Lo que ahora se proponen es estabilizarlo preservando su predominancia, lo que
los lleva a una práctica moderada y agonista de la política.
En cuarto
lugar, la nueva oleada progresista tiene al frente a
unos opositores políticos cada vez más escorados hacia la extrema derecha. Las
derechas políticas han superado la derrota moral y política de la primera
oleada progresista y, aprendiendo de sus errores, ocupan las calles, las redes
y levantan banderas de cambio.
Han cobrado
fuerza social mediante implosiones discursivas reguladas que las ha llevado a
enroscarse en discursos antiindígena, antifeminista, antiigualitarista y
anti-Estado. Abandonando la pretensión de valores universales, se han refugiado
en trincheras o cruzadas ideológicas. Ya no ofrecen un horizonte cargado de
optimismo y persuasión, sino de revancha contra los igualados y exclusión de
quienes se considera son los culpables del desquiciamiento del viejo orden
moral del mundo: los populistas igualados, los indígenas y cholos con
poder, las mujeres soliviantadas, los migrantes pobres, los comunistas
redivivos…
Esta actual
radicalización de las derechas neoliberales no es un acto de opción discursiva,
sino de representación política de un notable giro cultural en las clases
medias tradicionales, con efecto en sectores populares. De una tolerancia y
hasta simpatía hacia la igualdad hace 15 años atrás, la opinión pública
construida en torno a las clases medias tradicionales ha ido girando hacia
posiciones cada vez más intolerantes y antidemocráticas ancladas en el miedo.

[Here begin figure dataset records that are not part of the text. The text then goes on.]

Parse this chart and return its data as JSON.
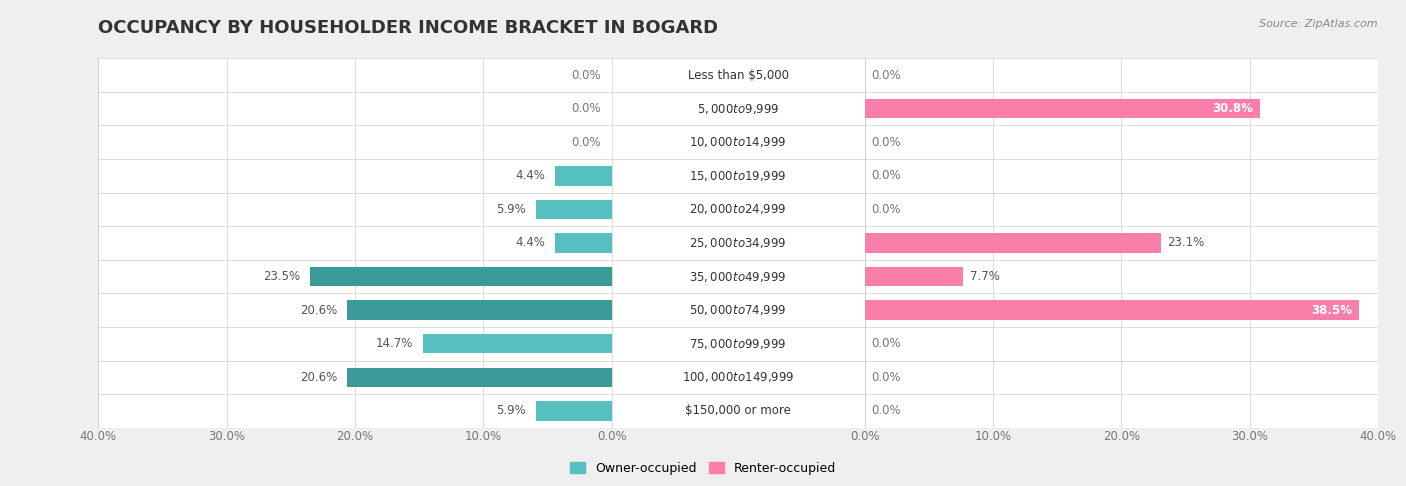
{
  "title": "OCCUPANCY BY HOUSEHOLDER INCOME BRACKET IN BOGARD",
  "source": "Source: ZipAtlas.com",
  "categories": [
    "Less than $5,000",
    "$5,000 to $9,999",
    "$10,000 to $14,999",
    "$15,000 to $19,999",
    "$20,000 to $24,999",
    "$25,000 to $34,999",
    "$35,000 to $49,999",
    "$50,000 to $74,999",
    "$75,000 to $99,999",
    "$100,000 to $149,999",
    "$150,000 or more"
  ],
  "owner_values": [
    0.0,
    0.0,
    0.0,
    4.4,
    5.9,
    4.4,
    23.5,
    20.6,
    14.7,
    20.6,
    5.9
  ],
  "renter_values": [
    0.0,
    30.8,
    0.0,
    0.0,
    0.0,
    23.1,
    7.7,
    38.5,
    0.0,
    0.0,
    0.0
  ],
  "owner_color": "#56bfbf",
  "renter_color": "#f77faa",
  "owner_color_dark": "#3a9999",
  "renter_color_light": "#f8b8cc",
  "bar_height": 0.58,
  "xlim": 40.0,
  "background_color": "#efefef",
  "row_bg_color": "#ffffff",
  "row_alt_color": "#f5f5f5",
  "title_fontsize": 13,
  "label_fontsize": 8.5,
  "cat_fontsize": 8.5,
  "tick_fontsize": 8.5,
  "legend_fontsize": 9,
  "source_fontsize": 8
}
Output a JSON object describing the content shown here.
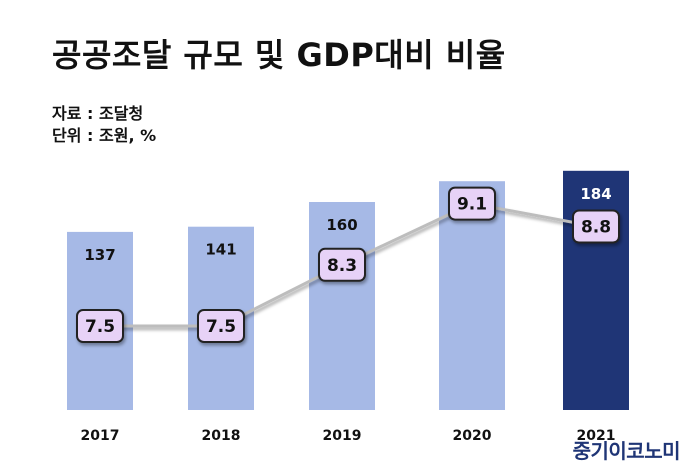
{
  "title": "공공조달 규모 및 GDP대비 비율",
  "meta": {
    "source_label": "자료",
    "source_value": "조달청",
    "unit_label": "단위",
    "unit_value": "조원, %"
  },
  "brand": "중기이코노미",
  "colors": {
    "bar": "#a6b9e6",
    "bar_highlight": "#1f3576",
    "marker_fill": "#e7d2f7",
    "marker_border": "#222222",
    "line": "#bdbdbd"
  },
  "chart_data": {
    "type": "bar",
    "categories": [
      "2017",
      "2018",
      "2019",
      "2020",
      "2021"
    ],
    "series": [
      {
        "type": "bar",
        "unit": "조원",
        "values": [
          137,
          141,
          160,
          176,
          184
        ],
        "highlight_index": 4
      },
      {
        "type": "line",
        "unit": "%",
        "values": [
          7.5,
          7.5,
          8.3,
          9.1,
          8.8
        ]
      }
    ],
    "title": "공공조달 규모 및 GDP대비 비율",
    "xlabel": "",
    "ylabel": "",
    "grid": false,
    "legend": "none"
  }
}
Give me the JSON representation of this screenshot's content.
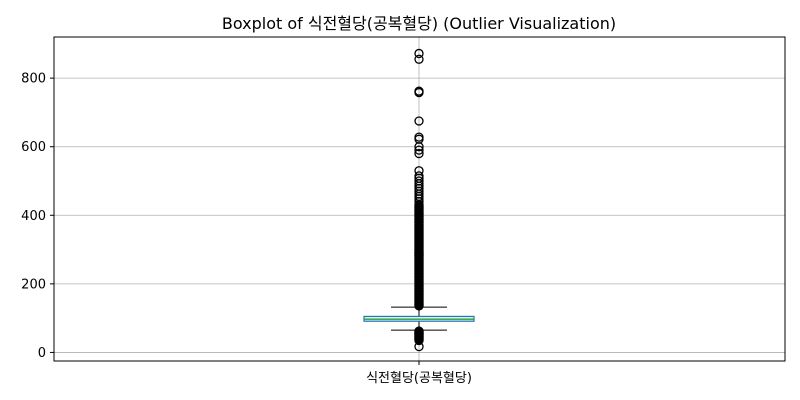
{
  "chart_data": {
    "type": "box",
    "title": "Boxplot of 식전혈당(공복혈당) (Outlier Visualization)",
    "xlabel": "",
    "ylabel": "",
    "categories": [
      "식전혈당(공복혈당)"
    ],
    "ylim": [
      -25,
      920
    ],
    "yticks": [
      0,
      200,
      400,
      600,
      800
    ],
    "grid": "y",
    "box": {
      "whisker_low": 65,
      "q1": 91,
      "median": 97,
      "q3": 105,
      "whisker_high": 132
    },
    "outliers_high": [
      872,
      855,
      762,
      758,
      675,
      628,
      622,
      600,
      590,
      580,
      530,
      515,
      508,
      500,
      492,
      485,
      478,
      470,
      462,
      455,
      448,
      440,
      432,
      425,
      418,
      410,
      402,
      395,
      388,
      380,
      372,
      365,
      358,
      350,
      342,
      335,
      328,
      320,
      312,
      305,
      298,
      290,
      282,
      275,
      268,
      260,
      252,
      245,
      238,
      230,
      222,
      215,
      208,
      200,
      193,
      186,
      179,
      172,
      165,
      158,
      152,
      146,
      140,
      136
    ],
    "outliers_low": [
      62,
      58,
      55,
      52,
      50,
      47,
      44,
      41,
      38,
      35,
      17
    ],
    "colors": {
      "box_edge": "#1f77b4",
      "box_face": "#e0f0f8",
      "median": "#2ca02c",
      "whisker": "#000000",
      "flier": "#000000",
      "grid": "#b0b0b0"
    }
  }
}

Las fronteras de lo decible públicamente han mutado y el soterrado desprecio
por lo popular de años atrás ha sido sustituido por un desembozado racismo y
anti-igualitarismo convertidos en valores públicos.
La melancolía
por un antiguo orden social abandonado y el miedo a perder grandes o pequeños
privilegios de clase o de casta ante la avalancha plebeya han arrojado a estas
clases medias a abrazar salvacionismos político-religiosos que prometen
restablecer la autoridad patriarcal en la familia, la inmutabilidad de las
jerarquías de estirpe en la sociedad y el mando de la propiedad privada en la
economía ante un mundo incierto que ha extraviado su destino. Es un tiempo de
politización reaccionaria, fascistoide, de sectores tradicionales de la clase
media
Y finalmente,
en quinto lugar, el nuevo progresismo afronta no sólo las
consecuencias sociales del gran encierro planetario que 2020 desplomó
la economía mundial sino, en medio de ello, el agotamiento de las reformas
progresistas de primera generación.
Esto conlleva
una situación paradojal de unos liderazgos progresistas para una gestión de
rutina en tiempos de crisis económicas, médicas y sociales extraordinarias.
Pero, además,
globalmente se está en momentos de horizontes minimalistas o estancados: ni el
neoliberalismo en su versión autoritaria logra superar sus contradicciones para
irradiarse nuevamente ni los diversos progresismos logran consolidarse
hegemónicamente. Esto hace prever un tiempo caótico de victorias y derrotas
temporales de cada una de estas u otras opciones.
Sin embargo, la
sociedad no puede vivir indefinidamente en la indefinición de horizontes
predictivos duraderos. Más pronto que tarde, de una u otra manera, las
sociedades apostarán por una salida, la que sea. Y para que el porvenir no sea
el desastre o un oscurantismo planetario con clases medias rezando
por orden a la puerta de los cuarteles como en Bolivia, el progresismo
debe apostar a producir un nuevo programa de reformas de segunda
generación que, articuladas en torno a la ampliación de la igualdad y
la democratización de la riqueza, propugne una nueva matriz productiva para el
crecimiento y bienestar económicos.
Pero, además,
con ello, ayudar a impulsar un nuevo momento histórico de reforma moral e
intelectual de lo nacional-popular, de hegemonía cultural y movilización
colectiva, hoy ausentes, sin los cuales es imposible imaginar triunfos
políticos duraderos.
Artículo publicado originalmente en La Jornada.